Today is the 5th anniversary of my blog. In the past five years I have gone through many, many personal changes, pauses and reflections, times of turmoil and despair, and feelings of exhalation and joy. So has the world. Though I have many wonderful solely knitting posts to come (Rhinebeck, Creature Comforts Cardi pics), this week I was reflecting on the interconnection between all of us.

I got the opportunity to go to the Times Square protest last Saturday, part of Occupy Wall Street, and I was overwhelmed by a spirit of unity and revolution. Perhaps I’m being overly optimistic, but I feel immensely grateful to live in a time where we are on the verge of many social and economic changes in the world. I am hopeful. I feel that my generation is full of individuals that want to make this world a better place, despite claims that we are full of apathy. I think that could be said about any generation. Some want to change things, some don’t care.

I was thinking about knitting as a metaphor for all of this. (Imagine that.) In the movie I Heart Huckabees, the character Bernard Jaffe (played by Dustin Hoffman) talks about “the blanket thing” meaning that we are all interconnected. Well, of course, I’d like to think of this blanket as being a knitted blanket, because that encompasses an additional level of interconnectedness: loops. Knitting is made up of loop after loop, connected as we patiently make them one by one. Our world/universe is very similar. We form it through our actions, all connected to each other and the things we do as individuals contributing to a whole. It’s hard to feel important as a single loop in this giant system, but if you imagine that the single loop is gone, or destroyed, it impacts the area (or individuals) around it. It causes a tear or run, and this in turn can have a greater effect.

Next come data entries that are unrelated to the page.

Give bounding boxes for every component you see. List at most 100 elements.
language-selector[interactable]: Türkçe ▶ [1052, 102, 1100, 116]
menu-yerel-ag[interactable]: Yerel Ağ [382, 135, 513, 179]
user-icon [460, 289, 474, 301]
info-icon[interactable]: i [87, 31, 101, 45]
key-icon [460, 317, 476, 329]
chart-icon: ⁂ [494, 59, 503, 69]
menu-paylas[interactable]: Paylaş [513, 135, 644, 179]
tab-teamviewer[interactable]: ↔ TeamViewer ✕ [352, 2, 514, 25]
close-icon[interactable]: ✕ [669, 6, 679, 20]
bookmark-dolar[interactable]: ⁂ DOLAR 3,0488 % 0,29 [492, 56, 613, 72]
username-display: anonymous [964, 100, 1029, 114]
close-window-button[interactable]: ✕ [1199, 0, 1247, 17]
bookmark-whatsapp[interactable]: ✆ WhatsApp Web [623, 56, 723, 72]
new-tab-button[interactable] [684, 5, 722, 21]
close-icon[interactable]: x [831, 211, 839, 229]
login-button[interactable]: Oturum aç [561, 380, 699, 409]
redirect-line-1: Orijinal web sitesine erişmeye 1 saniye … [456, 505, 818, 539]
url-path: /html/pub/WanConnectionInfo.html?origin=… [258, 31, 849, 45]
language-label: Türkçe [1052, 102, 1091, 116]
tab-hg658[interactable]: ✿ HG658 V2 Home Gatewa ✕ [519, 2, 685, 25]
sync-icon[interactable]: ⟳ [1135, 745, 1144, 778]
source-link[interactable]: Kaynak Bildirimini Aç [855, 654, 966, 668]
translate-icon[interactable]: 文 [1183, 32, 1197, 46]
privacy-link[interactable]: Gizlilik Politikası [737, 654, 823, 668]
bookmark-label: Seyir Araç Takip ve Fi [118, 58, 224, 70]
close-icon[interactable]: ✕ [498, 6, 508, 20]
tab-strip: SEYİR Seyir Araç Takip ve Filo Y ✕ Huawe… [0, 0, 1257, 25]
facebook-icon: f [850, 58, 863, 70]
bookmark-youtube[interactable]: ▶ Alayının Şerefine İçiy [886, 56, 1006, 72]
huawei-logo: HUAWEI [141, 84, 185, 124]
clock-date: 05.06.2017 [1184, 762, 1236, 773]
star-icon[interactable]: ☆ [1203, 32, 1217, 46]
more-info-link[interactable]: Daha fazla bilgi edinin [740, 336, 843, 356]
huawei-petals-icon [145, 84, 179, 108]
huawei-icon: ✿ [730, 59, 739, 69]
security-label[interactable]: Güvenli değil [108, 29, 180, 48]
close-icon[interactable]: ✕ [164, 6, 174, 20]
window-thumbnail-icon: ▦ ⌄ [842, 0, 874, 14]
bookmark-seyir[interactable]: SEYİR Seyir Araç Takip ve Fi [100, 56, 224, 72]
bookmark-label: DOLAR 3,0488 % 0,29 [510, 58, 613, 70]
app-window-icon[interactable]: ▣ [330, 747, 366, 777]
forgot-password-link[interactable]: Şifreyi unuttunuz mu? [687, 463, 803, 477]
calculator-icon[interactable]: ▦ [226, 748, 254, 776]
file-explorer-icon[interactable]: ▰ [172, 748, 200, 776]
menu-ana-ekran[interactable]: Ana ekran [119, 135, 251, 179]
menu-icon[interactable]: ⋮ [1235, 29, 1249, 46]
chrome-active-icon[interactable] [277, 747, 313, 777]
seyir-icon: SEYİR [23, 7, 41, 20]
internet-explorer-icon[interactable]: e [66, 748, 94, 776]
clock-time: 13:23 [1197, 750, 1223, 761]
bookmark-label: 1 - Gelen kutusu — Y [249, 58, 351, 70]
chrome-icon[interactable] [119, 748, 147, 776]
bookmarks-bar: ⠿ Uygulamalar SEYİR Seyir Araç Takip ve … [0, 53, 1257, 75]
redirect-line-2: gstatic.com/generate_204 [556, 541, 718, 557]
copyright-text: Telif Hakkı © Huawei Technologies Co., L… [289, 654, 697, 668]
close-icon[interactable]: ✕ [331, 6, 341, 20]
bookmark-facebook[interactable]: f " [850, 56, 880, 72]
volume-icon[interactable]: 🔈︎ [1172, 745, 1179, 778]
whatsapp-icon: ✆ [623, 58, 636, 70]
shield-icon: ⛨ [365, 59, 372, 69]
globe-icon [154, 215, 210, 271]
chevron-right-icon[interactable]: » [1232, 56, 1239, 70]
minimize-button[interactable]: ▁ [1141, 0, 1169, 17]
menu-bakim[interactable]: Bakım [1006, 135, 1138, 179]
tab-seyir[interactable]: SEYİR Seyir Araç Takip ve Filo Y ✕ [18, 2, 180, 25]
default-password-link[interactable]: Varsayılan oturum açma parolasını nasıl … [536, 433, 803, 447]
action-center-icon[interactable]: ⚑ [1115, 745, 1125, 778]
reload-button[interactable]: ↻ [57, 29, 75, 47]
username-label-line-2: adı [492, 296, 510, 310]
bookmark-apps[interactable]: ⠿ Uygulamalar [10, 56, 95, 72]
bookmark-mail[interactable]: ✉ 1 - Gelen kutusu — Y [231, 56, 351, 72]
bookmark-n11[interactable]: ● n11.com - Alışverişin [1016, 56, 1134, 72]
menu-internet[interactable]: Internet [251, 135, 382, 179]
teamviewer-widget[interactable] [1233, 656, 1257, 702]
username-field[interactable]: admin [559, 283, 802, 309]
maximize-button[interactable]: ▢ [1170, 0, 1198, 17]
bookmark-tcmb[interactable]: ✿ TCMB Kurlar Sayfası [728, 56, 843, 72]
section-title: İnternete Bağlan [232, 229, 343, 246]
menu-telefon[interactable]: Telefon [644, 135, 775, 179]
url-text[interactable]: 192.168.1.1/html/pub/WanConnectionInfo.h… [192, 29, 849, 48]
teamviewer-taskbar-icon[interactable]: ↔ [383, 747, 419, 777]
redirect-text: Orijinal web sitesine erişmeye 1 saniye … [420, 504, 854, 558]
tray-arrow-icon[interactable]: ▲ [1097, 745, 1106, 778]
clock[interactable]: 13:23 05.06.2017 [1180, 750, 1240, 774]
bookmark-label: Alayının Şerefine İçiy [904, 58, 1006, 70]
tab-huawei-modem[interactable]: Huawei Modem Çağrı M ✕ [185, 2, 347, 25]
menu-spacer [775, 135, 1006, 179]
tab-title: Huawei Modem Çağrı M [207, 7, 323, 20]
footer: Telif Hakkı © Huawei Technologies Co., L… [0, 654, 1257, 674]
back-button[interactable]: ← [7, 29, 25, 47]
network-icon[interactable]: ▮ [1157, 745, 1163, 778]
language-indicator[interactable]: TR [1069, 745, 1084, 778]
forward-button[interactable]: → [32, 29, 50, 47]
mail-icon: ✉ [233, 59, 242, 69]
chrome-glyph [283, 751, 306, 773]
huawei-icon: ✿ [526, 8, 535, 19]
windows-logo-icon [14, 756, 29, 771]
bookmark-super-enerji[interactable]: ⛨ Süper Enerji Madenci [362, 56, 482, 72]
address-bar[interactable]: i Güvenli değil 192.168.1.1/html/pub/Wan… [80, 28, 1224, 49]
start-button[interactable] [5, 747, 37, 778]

We can also build great things through these loops, making physical shapes or patterns, just as human beings we can create, evolve, and shape our world.

I think it’s important to recognize that we DO as singular individuals have an impact on those around us and we can choose to make that a negative or positive one. This can be as simple as choosing to behave in more environmentally sound ways to stop contributing to the massive environmental changes, helping a neighbor in need, speaking out about injustice to help others become more aware, trying to have empathy for the lives of those that are so drastically different from our own, or being one of the loops in the hundreds of thousands that are standing up to make others aware of the economic injustice and inequality we are facing right now. When we work together, knitting the blanket and shaping our world, we can make great changes. We can build a new world.